By Girish Linganna
The Indian Navy is currently conducting its largest-ever deployment in the Gulf of Aden and Western Arabian Sea. This mission operates independently of the US-UK military campaign against Iran-backed Houthi rebels in Yemen.
An unprecedentedly large Indian Navy fleet of 12 warships is now operating in the region, with two advanced vessels in the Gulf of Aden and the remaining 10 in the Northern and Western Arabian Sea. This deployment is much larger and more powerful than those in the past. In contrast to its previous focus on defence and localized operations, the Indian Navy has been deployed with significantly enhanced resources and a wider mission scope amid the present regional challenges.
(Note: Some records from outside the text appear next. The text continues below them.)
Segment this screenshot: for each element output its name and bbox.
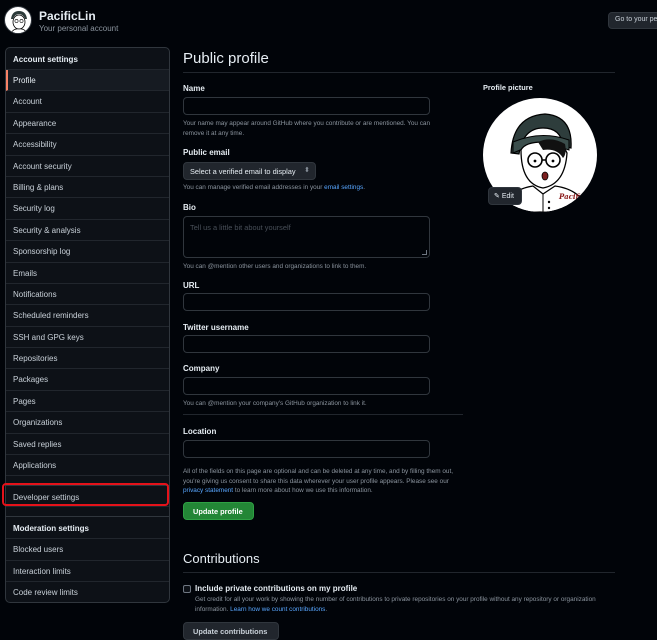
sidebar-item-security-log[interactable]: Security log [6,198,169,220]
privacy-statement-link[interactable]: privacy statement [183,487,233,494]
company-input[interactable] [183,377,430,395]
email-settings-link[interactable]: email settings [324,184,363,191]
update-contributions-button[interactable]: Update contributions [183,622,279,640]
private-contributions-label[interactable]: Include private contributions on my prof… [195,584,357,593]
bio-help-text: You can @mention other users and organiz… [183,263,367,270]
sidebar-item-sponsorship-log[interactable]: Sponsorship log [6,241,169,263]
form-divider [183,414,463,415]
public-email-select-value: Select a verified email to display [190,167,296,176]
contributions-divider [183,572,615,573]
sidebar-item-notifications[interactable]: Notifications [6,284,169,306]
name-input[interactable] [183,97,430,115]
private-help-suffix: . [325,605,328,613]
page-title: Public profile [183,50,269,67]
email-help-prefix: You can manage verified email addresses … [183,184,325,191]
shirt-signature: Pacific [558,192,586,201]
sidebar-item-security-analysis[interactable]: Security & analysis [6,220,169,242]
name-label: Name [183,84,205,93]
sidebar-item-accessibility[interactable]: Accessibility [6,134,169,156]
sidebar-item-organizations[interactable]: Organizations [6,412,169,434]
sidebar-item-applications[interactable]: Applications [6,455,169,477]
sidebar-item-emails[interactable]: Emails [6,263,169,284]
private-contributions-checkbox[interactable] [183,585,191,593]
edit-avatar-label: Edit [501,193,514,200]
user-avatar[interactable] [4,6,32,34]
company-help-text: You can @mention your company's GitHub o… [183,400,367,407]
select-arrows-icon: ⬍ [304,167,310,174]
sidebar-item-repositories[interactable]: Repositories [6,348,169,370]
sidebar-item-interaction-limits[interactable]: Interaction limits [6,561,169,583]
sidebar-item-account[interactable]: Account [6,91,169,113]
settings-sidebar: Account settings Profile Account Appeara… [5,47,170,603]
name-help-text: Your name may appear around GitHub where… [183,120,431,137]
resize-grip-icon[interactable] [422,250,427,255]
sidebar-item-profile[interactable]: Profile [6,70,169,92]
pencil-icon: ✎ [494,193,500,200]
title-divider [183,72,615,73]
sidebar-item-pages[interactable]: Pages [6,391,169,413]
twitter-input[interactable] [183,335,430,353]
sidebar-item-billing[interactable]: Billing & plans [6,177,169,199]
sidebar-item-saved-replies[interactable]: Saved replies [6,434,169,456]
twitter-label: Twitter username [183,323,249,332]
email-help-suffix: . [363,184,366,191]
contributions-heading: Contributions [183,551,260,566]
sidebar-item-ssh-gpg-keys[interactable]: SSH and GPG keys [6,327,169,349]
sidebar-item-code-review-limits[interactable]: Code review limits [6,582,169,602]
sidebar-item-blocked-users[interactable]: Blocked users [6,539,169,561]
sidebar-gap [6,476,169,487]
count-contributions-link[interactable]: Learn how we count contributions [230,606,325,613]
sidebar-item-packages[interactable]: Packages [6,369,169,391]
public-email-select[interactable]: Select a verified email to display ⬍ [183,162,316,180]
profile-picture-label: Profile picture [483,83,533,92]
update-profile-button[interactable]: Update profile [183,502,254,520]
sidebar-item-developer-settings[interactable]: Developer settings [6,486,169,508]
privacy-notice-suffix: to learn more about how we use this info… [233,487,373,494]
location-label: Location [183,427,217,436]
email-help-text: You can manage verified email addresses … [183,183,365,193]
location-input[interactable] [183,440,430,458]
bio-textarea[interactable]: Tell us a little bit about yourself [183,216,430,258]
account-subtitle: Your personal account [39,24,119,33]
account-username: PacificLin [39,9,96,23]
top-header: PacificLin Your personal account Go to y… [0,0,657,40]
bio-placeholder: Tell us a little bit about yourself [190,223,291,232]
bio-label: Bio [183,203,196,212]
sidebar-item-scheduled-reminders[interactable]: Scheduled reminders [6,305,169,327]
privacy-notice-prefix: All of the fields on this page are optio… [183,468,454,485]
url-label: URL [183,281,200,290]
private-contributions-help: Get credit for all your work by showing … [195,595,615,614]
edit-avatar-button[interactable]: ✎ Edit [488,187,522,205]
sidebar-item-appearance[interactable]: Appearance [6,113,169,135]
sidebar-item-account-security[interactable]: Account security [6,156,169,177]
sidebar-heading-moderation: Moderation settings [6,517,169,540]
public-email-label: Public email [183,148,230,157]
go-to-profile-button[interactable]: Go to your personal profile [608,12,657,29]
url-input[interactable] [183,293,430,311]
sidebar-gap [6,507,169,518]
avatar-illustration [10,11,28,33]
company-label: Company [183,364,220,373]
sidebar-heading-account-settings: Account settings [6,48,169,70]
privacy-notice: All of the fields on this page are optio… [183,467,463,496]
The Indian Navy’s primary focus is to stop piracy and hijacking in the region. The navy has also deployed a substantial special operations force to support this mission. After almost six years of quiet, there has been a sudden increase in pirate attacks in the Gulf of Aden and the Northern and Western Arabian Sea. This resurgence of piracy directly reflects the ongoing instability in West Asia, requiring the Indian Navy to maintain a state of heightened vigilance.
Pirate groups based in Somalia were very active between 2008 and 2018. However, since 2018, there were almost no pirate attacks until late-2023. But, taking advantage of the regional instability created by the Israel-Hamas conflict and Houthi attacks on commercial vessels, pirates have resurfaced in the Gulf of Aden and the Red Sea. While the recent increase in pirate attacks is a cause of concern, the frequency and severity of these incidents are still significantly lower than the peak observed between 2008 and 2018.
The sheer size of the 2.5-million-square-nautical-mile (85.75-lakh-square-kilometre) area—almost the size of Argentina—targeted for anti-piracy operations underscores the challenges for any individual navy. However, the Indian Navy’s present deployment signals an evolution in both capacity and expertise, allowing for effective and decisive counter-piracy actions across this wide maritime expanse.
During the late-2000s, the Indian Navy’s presence in the North-Western Arabian Sea and the Gulf of Aden was insufficient to fully address piracy threats. Single-ship deployments achieved limited success, revealing a need for greater resources and stronger cooperation with East African nations, the Gulf Cooperation Council (GCC) and other navies for effective counter-piracy operations.
The current deployment surpasses the scale of its initial 2008 anti-piracy operations in the Gulf of Aden. India now boasts the largest naval presence off the East African coast and in the Gulf of Aden. This assertive posture reflects a change within the Indian Navy, demonstrating greater operational confidence and expanded capabilities.
External Affairs Minister S Jaishankar emphasizes India’s geopolitical responsibility with this statement: “Inaction during regional instability would undermine our standing as a responsible nation.” This underscores New Delhi’s commitment to shouldering a greater role in safeguarding commercial shipping and maintaining open, vital waterways.
With pirate attacks having significantly impacted shipping and resulting in hostage situations, the Indian Navy has taken decisive action in response, demonstrating its ability to effectively counter these threats and protect lives. This marks a clear shift in capability and engagement compared to past operations. Examples include the successful MARCOS rescue operation aboard the Liberian-flagged vessel bound for Bahrain and the Indian Navy’s swift response to the Houthi missile attack on a UK-linked tanker.
Following earlier actions, the Indian Navy patrol vessel, the INS Sumitra, played a key role in rescuing two hijacked vessels off Somalia’s coast in late-January. These back-to-back operations successfully neutralized piracy threats targeting Iranian-flagged ships with both Iranian and Pakistani members of the crew. The Indian Navy’s actions clearly demonstrate their quick response capabilities and sustained ability to execute challenging maritime missions. (IPA Service)
(The author is a Defence, Aerospace & Political Analyst based in Bengaluru.)